O ministro do Planejamento, Orçamento e Gestão, Paulo Bernardo, disse que, mesmo com o reajuste de até 8% anunciado ontem, o Bolsa Família representa um gasto baixo quando comparado ao esforço fiscal destinado ao aumento do superávit primário. Segundo ele, a elevação do gasto com o programa será de aproximadamente R$ 370 milhões, volume pequeno em comparação aos R$ 14,2 bilhões que serão poupados com o superávit primário.

Agência Estado |

"O gasto com o Bolsa Família, comparado a isso, é muito pequeno", afirmou.

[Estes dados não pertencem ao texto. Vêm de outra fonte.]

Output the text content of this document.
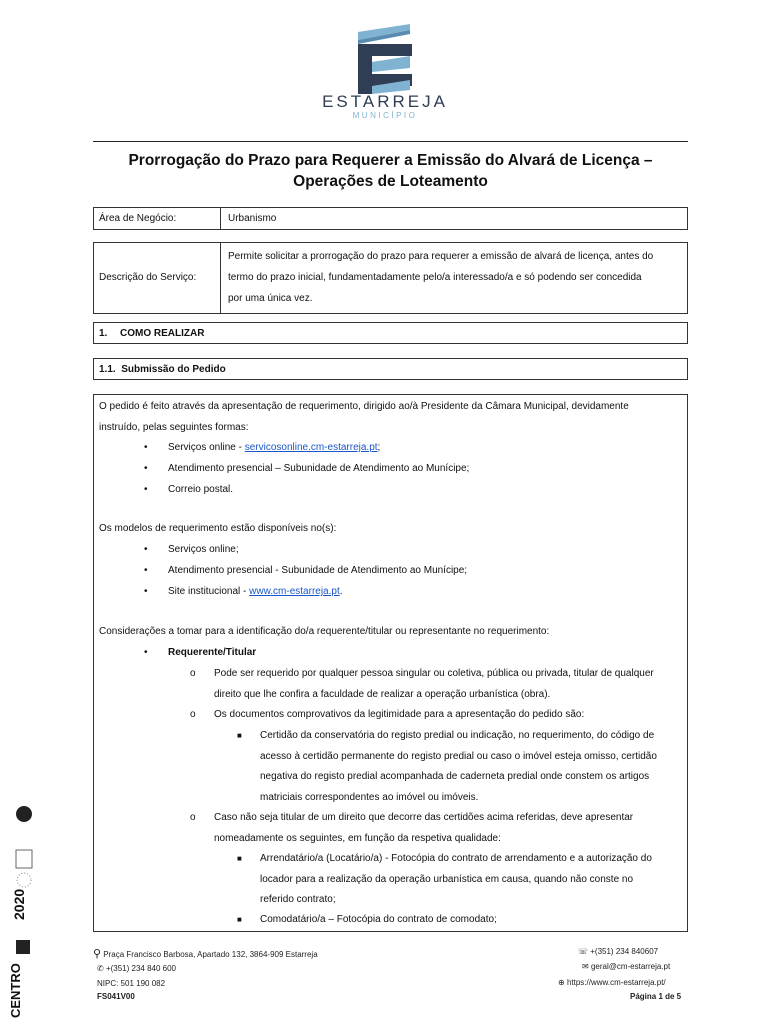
ESTARREJA
MUNICÍPIO
Prorrogação do Prazo para Requerer a Emissão do Alvará de Licença –
Operações de Loteamento
Área de Negócio:	Urbanismo
Descrição do Serviço:
Permite solicitar a prorrogação do prazo para requerer a emissão de alvará de licença, antes do
termo do prazo inicial, fundamentadamente pelo/a interessado/a e só podendo ser concedida
por uma única vez.
1. COMO REALIZAR
1.1.  Submissão do Pedido
O pedido é feito através da apresentação de requerimento, dirigido ao/à Presidente da Câmara Municipal, devidamente
instruído, pelas seguintes formas:
• Serviços online - servicosonline.cm-estarreja.pt;
• Atendimento presencial – Subunidade de Atendimento ao Munícipe;
• Correio postal.
Os modelos de requerimento estão disponíveis no(s):
• Serviços online;
• Atendimento presencial - Subunidade de Atendimento ao Munícipe;
• Site institucional - www.cm-estarreja.pt.
Considerações a tomar para a identificação do/a requerente/titular ou representante no requerimento:
• Requerente/Titular
o Pode ser requerido por qualquer pessoa singular ou coletiva, pública ou privada, titular de qualquer
direito que lhe confira a faculdade de realizar a operação urbanística (obra).
o Os documentos comprovativos da legitimidade para a apresentação do pedido são:
■ Certidão da conservatória do registo predial ou indicação, no requerimento, do código de
acesso à certidão permanente do registo predial ou caso o imóvel esteja omisso, certidão
negativa do registo predial acompanhada de caderneta predial onde constem os artigos
matriciais correspondentes ao imóvel ou imóveis.
o Caso não seja titular de um direito que decorre das certidões acima referidas, deve apresentar
nomeadamente os seguintes, em função da respetiva qualidade:
■ Arrendatário/a (Locatário/a) - Fotocópia do contrato de arrendamento e a autorização do
locador para a realização da operação urbanística em causa, quando não conste no
referido contrato;
■ Comodatário/a – Fotocópia do contrato de comodato;
⚲ Praça Francisco Barbosa, Apartado 132, 3864-909 Estarreja
✆ +(351) 234 840 600
NIPC: 501 190 082
FS041V00
☏ +(351) 234 840607
✉ geral@cm-estarreja.pt
⊕ https://www.cm-estarreja.pt/
Página 1 de 5
2020
CENTRO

Segundo o ministro, o aumento da verba destinada ao programa será obtido com "remanejamento de recursos".

Bernardo destacou que a inflação "é, de fato, uma preocupação". "Ele (o presidente Luiz Inácio Lula da Silva) quer combater a inflação, acha que é fundamental proteger o poder aquisitivo das famílias mais pobres", disse. Entretanto, o ministro afirmou que o combate à inflação não deve ser feito somente por meio da política monetária. "O presidente definiu que não pode ser tarefa só do Banco Central", disse Bernardo, durante feira organizada pela Associação Brasileira de Franchising (ABF), em São Paulo.